Timekeeper was commissioned by Lewisham Council and funded through the Home Office. It is currently being rolled out to the Lewisham workforce. The aim is to help staff better identify vulnerable children and also to spark debate around the issues the films raises. In the film the central character is a child who has “numbed down” through the trauma of his home life. His salvation comes through an inspiring learning mentor, who spots the signs. Despite the fact a lot of children tend to act out as a way of dealing with trauma, I was keen to feature the withdrawn child as they are so easily missed.

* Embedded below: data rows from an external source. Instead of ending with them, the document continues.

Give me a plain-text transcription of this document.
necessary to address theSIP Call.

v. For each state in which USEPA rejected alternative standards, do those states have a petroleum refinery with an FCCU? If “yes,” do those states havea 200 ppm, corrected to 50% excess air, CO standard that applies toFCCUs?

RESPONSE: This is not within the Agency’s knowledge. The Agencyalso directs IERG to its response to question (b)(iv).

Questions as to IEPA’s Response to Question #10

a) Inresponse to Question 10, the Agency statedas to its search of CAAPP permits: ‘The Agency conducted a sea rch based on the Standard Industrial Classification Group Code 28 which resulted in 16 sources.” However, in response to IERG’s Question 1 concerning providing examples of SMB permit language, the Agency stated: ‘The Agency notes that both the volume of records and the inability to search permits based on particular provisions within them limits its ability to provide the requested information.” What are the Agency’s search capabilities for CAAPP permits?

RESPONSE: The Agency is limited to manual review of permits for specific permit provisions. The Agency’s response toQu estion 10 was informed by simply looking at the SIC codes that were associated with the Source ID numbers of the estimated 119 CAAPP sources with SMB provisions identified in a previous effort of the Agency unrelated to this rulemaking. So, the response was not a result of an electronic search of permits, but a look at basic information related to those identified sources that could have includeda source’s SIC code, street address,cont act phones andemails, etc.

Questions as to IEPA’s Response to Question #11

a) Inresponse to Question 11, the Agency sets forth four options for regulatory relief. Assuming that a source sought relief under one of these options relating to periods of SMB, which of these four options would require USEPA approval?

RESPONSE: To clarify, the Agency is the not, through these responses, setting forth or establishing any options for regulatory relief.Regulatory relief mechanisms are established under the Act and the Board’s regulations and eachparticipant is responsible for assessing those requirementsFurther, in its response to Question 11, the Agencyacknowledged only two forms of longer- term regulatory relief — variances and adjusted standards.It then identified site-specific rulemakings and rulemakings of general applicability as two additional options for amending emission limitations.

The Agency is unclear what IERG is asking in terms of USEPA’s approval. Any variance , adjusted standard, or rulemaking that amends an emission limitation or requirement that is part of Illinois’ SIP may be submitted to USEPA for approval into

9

 I think this is true of the workplace too – today more than ever. We all need to be surrounded by people sensitive to identifying changes or warning signs in the behaviour of others, and more importantly willing to offer a helping hand.

With Timekeeper, my hope is the film will encourage self-reflection, but I am also keen the film offers an emotional insight into mental health issues and an understanding of the subtleties often involved. I am a great believer in using data to help us find solutions to tragic trends in society like domestic violence, but I also think feeling to think is a powerful principal. Domestic violence is something that affects families, friends and colleagues from all backgrounds and for too long asking difficult or uncomfortable questions has been taboo or simply the emotional journey has been missed.

As well as the authorities, government, and charities that specialise in supporting domestic abuse cases we all need to be open to recognising the signs and having conversations, often this can be the starting point to driving solutions.